Книга, что он читал, была "Окаянные дни" Бунина, репринтное издание 1990 года с "ятями". Когда-то, в те самые годы, когда она вышла, он уже читал эти "дни", но, собираясь, взял из дачной библиотеки бывшего сокурсника на чтение в дорогу именно ее. Рука вытащила с полки одну книгу – и вернула на место. Вытащила другую – и тоже поставила обратно, и так третью, четвертую, пятую. А на этой вдруг замерла, взвесила ее зачем-то, хотя весу в ней было, как в пере, и в книжный строй книга уже не вернулась.
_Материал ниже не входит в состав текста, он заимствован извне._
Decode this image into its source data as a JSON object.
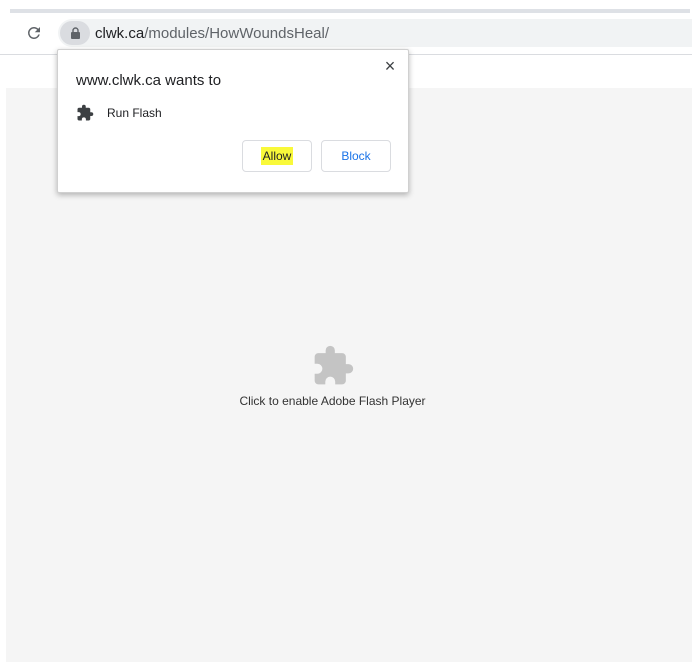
{
  "browser": {
    "url_domain": "clwk.ca",
    "url_path": "/modules/HowWoundsHeal/"
  },
  "permission_bubble": {
    "title": "www.clwk.ca wants to",
    "permission_label": "Run Flash",
    "allow_label": "Allow",
    "block_label": "Block",
    "close_glyph": "×",
    "highlight_color": "#f9f93a"
  },
  "page": {
    "plugin_message": "Click to enable Adobe Flash Player",
    "plugin_icon": "puzzle-piece-icon"
  },
  "icons": {
    "reload": "reload-icon",
    "lock": "lock-icon",
    "permission": "puzzle-piece-icon",
    "close": "close-icon"
  }
}
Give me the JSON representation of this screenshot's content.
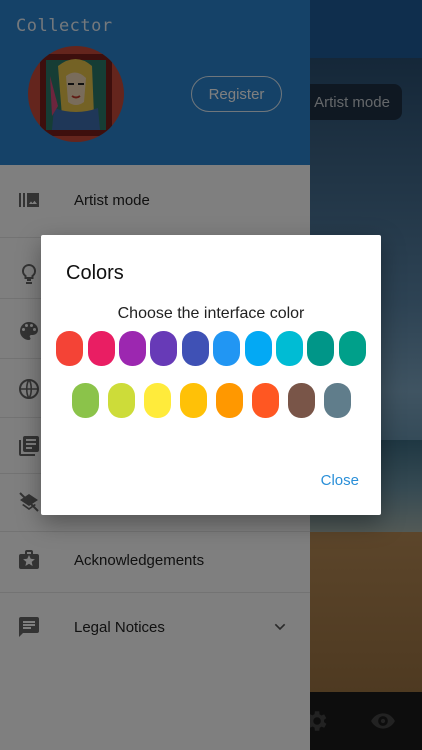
{
  "background": {
    "artist_mode_button": "Artist mode",
    "bottom_icons": [
      "settings-icon",
      "eye-icon"
    ]
  },
  "drawer": {
    "title": "Collector",
    "register_label": "Register",
    "accent_color": "#2a85d0",
    "items": [
      {
        "icon": "gallery-icon",
        "label": "Artist mode"
      },
      {
        "icon": "lightbulb-icon",
        "label": ""
      },
      {
        "icon": "palette-icon",
        "label": ""
      },
      {
        "icon": "globe-icon",
        "label": ""
      },
      {
        "icon": "library-icon",
        "label": ""
      },
      {
        "icon": "layers-off-icon",
        "label": ""
      },
      {
        "icon": "award-icon",
        "label": "Acknowledgements"
      },
      {
        "icon": "message-icon",
        "label": "Legal Notices"
      }
    ]
  },
  "dialog": {
    "title": "Colors",
    "subtitle": "Choose the interface color",
    "close_label": "Close",
    "colors_row1": [
      "#f44336",
      "#e91e63",
      "#9c27b0",
      "#673ab7",
      "#3f51b5",
      "#2196f3",
      "#03a9f4",
      "#00bcd4",
      "#009688",
      "#00a08a"
    ],
    "colors_row2": [
      "#8bc34a",
      "#cddc39",
      "#ffeb3b",
      "#ffc107",
      "#ff9800",
      "#ff5722",
      "#795548",
      "#607d8b"
    ]
  }
}
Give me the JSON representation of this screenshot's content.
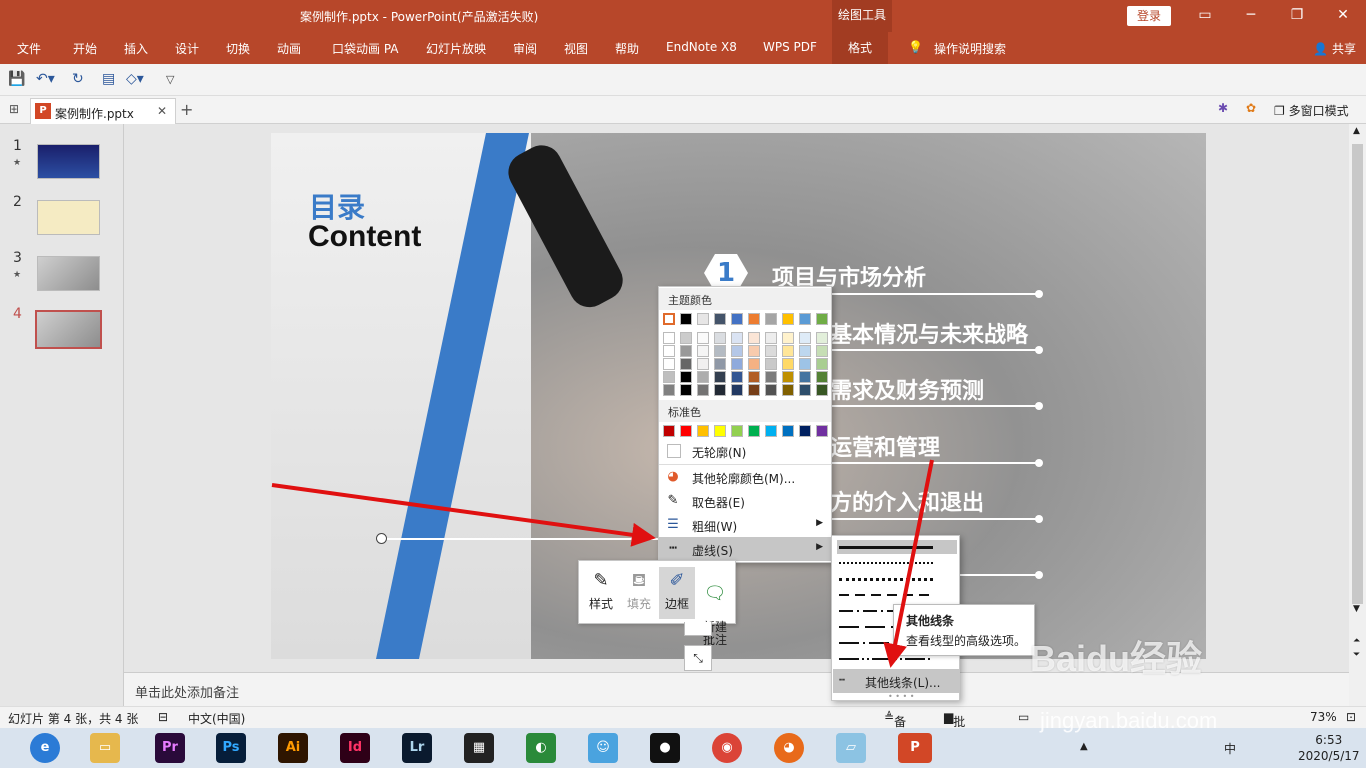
{
  "window": {
    "title": "案例制作.pptx  -  PowerPoint(产品激活失败)",
    "context_tab": "绘图工具",
    "login": "登录",
    "min_icon": "minimize-icon",
    "max_icon": "restore-icon",
    "close_icon": "close-icon"
  },
  "ribbon": {
    "tabs": [
      "文件",
      "开始",
      "插入",
      "设计",
      "切换",
      "动画",
      "口袋动画 PA",
      "幻灯片放映",
      "审阅",
      "视图",
      "帮助",
      "EndNote X8",
      "WPS PDF",
      "格式"
    ],
    "active_tab": "格式",
    "search": "操作说明搜索",
    "share": "共享"
  },
  "doc": {
    "tab_name": "案例制作.pptx",
    "multiwindow": "多窗口模式"
  },
  "thumbnails": [
    {
      "num": "1",
      "star": "★"
    },
    {
      "num": "2",
      "star": ""
    },
    {
      "num": "3",
      "star": "★"
    },
    {
      "num": "4",
      "star": ""
    }
  ],
  "slide": {
    "title_cn": "目录",
    "title_en": "Content",
    "badge_number": "1",
    "items": [
      "项目与市场分析",
      "基本情况与未来战略",
      "需求及财务预测",
      "运营和管理",
      "方的介入和退出"
    ]
  },
  "menu": {
    "theme_header": "主题颜色",
    "std_header": "标准色",
    "theme_top": [
      "#ffffff",
      "#000000",
      "#e7e6e6",
      "#44546a",
      "#4472c4",
      "#ed7d31",
      "#a5a5a5",
      "#ffc000",
      "#5b9bd5",
      "#70ad47"
    ],
    "standard": [
      "#c00000",
      "#ff0000",
      "#ffc000",
      "#ffff00",
      "#92d050",
      "#00b050",
      "#00b0f0",
      "#0070c0",
      "#002060",
      "#7030a0"
    ],
    "items": [
      {
        "label": "无轮廓(N)",
        "icon": "no-outline-icon"
      },
      {
        "label": "其他轮廓颜色(M)...",
        "icon": "color-wheel-icon"
      },
      {
        "label": "取色器(E)",
        "icon": "eyedropper-icon"
      },
      {
        "label": "粗细(W)",
        "icon": "weight-icon"
      },
      {
        "label": "虚线(S)",
        "icon": "dash-icon"
      }
    ]
  },
  "minitoolbar": {
    "style": "样式",
    "fill": "填充",
    "border": "边框",
    "comment": "新建\n批注"
  },
  "submenu": {
    "more": "其他线条(L)..."
  },
  "tooltip": {
    "title": "其他线条",
    "desc": "查看线型的高级选项。"
  },
  "notes": {
    "placeholder": "单击此处添加备注"
  },
  "status": {
    "slide_info": "幻灯片 第 4 张，共 4 张",
    "lang": "中文(中国)",
    "notes": "备注",
    "comments": "批注",
    "zoom": "73%"
  },
  "taskbar": {
    "apps": [
      "Pr",
      "Ps",
      "Ai",
      "Id",
      "Lr"
    ],
    "time": "6:53",
    "date": "2020/5/17",
    "ime": "中"
  },
  "watermark": {
    "text": "Baidu经验",
    "url": "jingyan.baidu.com"
  }
}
"Когда совсъмъ падаешь духомъ отъ полной безнадежности, ловишь себя на сокровенной мечтъ, что все таки настанет же когда нибудь день отмщешя и общаго, всечеловъческаго проклятая тепершнимъ днямъ. Нельзя быть безъ этой надежды. Да, но во что можно върить теперь, когда раскрылась такая несказанно страшная правда о человъкъ?" – читал Рад, удивляясь сам себе, что выбрал для дорожного чтения эту книгу, не какую другую. Дни, описанные в ней, были совсем не похожи на нынешнюю жизнь, но было что-то то ли в книге, то ли в нем самом, что читалось, как детектив, глоталось – будто иссох от жажды и вот наконец пил.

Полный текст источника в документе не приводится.